Por esos días vi con Andi, Everything everywhere all at once (Todo, en todas partes al mismo tiempo), la película que arrasó en los premios Óscar y que usa de pretexto los multiversos para contar la relación entre una madre que vive para trabajar y su hije adolescente, sobreexpuesta a mensajes externos de un mundo que le es muy hostil.
En la escena del multiverso en el que son piedras, cuando la madre intenta disculparse y recibe por respuesta un “solo sé una roca”, Andi me dio la mano. No nos soltamos, aunque a veces es difícil este trabajo de ser madre.
Al volver de Oaxaca recibimos una de las peores noticias de mucho tiempo. Una muerte sorpresiva, cruel, dolorosa, que nos llena de rabia.
Son días de duelo. Dice Judith Butler que ser merecedor de duelo es una condición necesaria para la igualdad. Tiene que ver con que tu vida cuente, con ser un cuerpo que importa.

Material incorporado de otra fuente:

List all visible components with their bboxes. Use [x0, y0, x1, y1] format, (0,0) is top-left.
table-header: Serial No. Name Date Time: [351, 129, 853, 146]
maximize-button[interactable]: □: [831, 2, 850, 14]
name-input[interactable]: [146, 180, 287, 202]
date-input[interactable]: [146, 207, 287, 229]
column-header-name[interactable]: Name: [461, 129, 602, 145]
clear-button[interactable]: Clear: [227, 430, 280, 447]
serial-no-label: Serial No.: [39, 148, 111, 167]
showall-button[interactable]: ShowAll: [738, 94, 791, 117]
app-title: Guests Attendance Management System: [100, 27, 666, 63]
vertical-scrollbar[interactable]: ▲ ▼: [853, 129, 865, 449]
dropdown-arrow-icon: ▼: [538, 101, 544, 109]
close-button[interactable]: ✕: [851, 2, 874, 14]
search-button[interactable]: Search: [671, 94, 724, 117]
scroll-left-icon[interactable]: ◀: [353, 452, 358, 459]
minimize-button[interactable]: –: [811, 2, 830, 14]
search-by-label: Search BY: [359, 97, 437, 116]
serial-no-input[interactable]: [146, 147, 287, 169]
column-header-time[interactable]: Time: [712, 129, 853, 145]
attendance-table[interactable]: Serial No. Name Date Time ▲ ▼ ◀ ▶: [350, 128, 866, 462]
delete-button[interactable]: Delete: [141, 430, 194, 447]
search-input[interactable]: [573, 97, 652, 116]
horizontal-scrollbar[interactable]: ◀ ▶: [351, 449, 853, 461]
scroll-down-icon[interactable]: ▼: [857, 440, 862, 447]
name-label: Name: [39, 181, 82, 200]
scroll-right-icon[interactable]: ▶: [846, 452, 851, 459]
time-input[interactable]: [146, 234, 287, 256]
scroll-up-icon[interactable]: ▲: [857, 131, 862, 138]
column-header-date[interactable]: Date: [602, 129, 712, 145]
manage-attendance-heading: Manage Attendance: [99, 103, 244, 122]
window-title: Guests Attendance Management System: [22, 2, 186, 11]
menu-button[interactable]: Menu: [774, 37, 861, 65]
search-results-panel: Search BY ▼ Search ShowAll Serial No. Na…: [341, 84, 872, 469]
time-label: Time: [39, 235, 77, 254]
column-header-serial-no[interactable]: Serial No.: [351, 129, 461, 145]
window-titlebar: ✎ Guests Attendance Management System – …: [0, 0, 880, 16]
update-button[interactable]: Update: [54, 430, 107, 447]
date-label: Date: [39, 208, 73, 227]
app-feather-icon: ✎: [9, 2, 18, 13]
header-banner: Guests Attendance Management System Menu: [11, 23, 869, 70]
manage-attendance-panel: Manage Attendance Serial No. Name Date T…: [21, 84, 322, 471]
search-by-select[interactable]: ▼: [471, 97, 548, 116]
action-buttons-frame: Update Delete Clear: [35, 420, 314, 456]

“Uno podría esperar que la consideración de ser merecedor de duelo pertenezca solo a aquellos que han fallecido, sin embargo, creo que ser merecedor de duelo opera ya en vida, como una característica atribuida a criaturas vivas, aquellas que van por ahí sabiendo que sus vidas, o las vidas de sus seres queridos, puedan desvanecerse en cualquier momento y sin dejar huella”
Es tu historia, má. No la mía
Andi prepara sus exámenes para la universidad. Yo empiezo a tomar clases de salsa y me ocupo en la cocina de las cebollas, papas, y jitomates. Mi memoria no mejora, pero al menos ya no me angustia.
He descubierto, también, que decirle hijo no es tan difícil.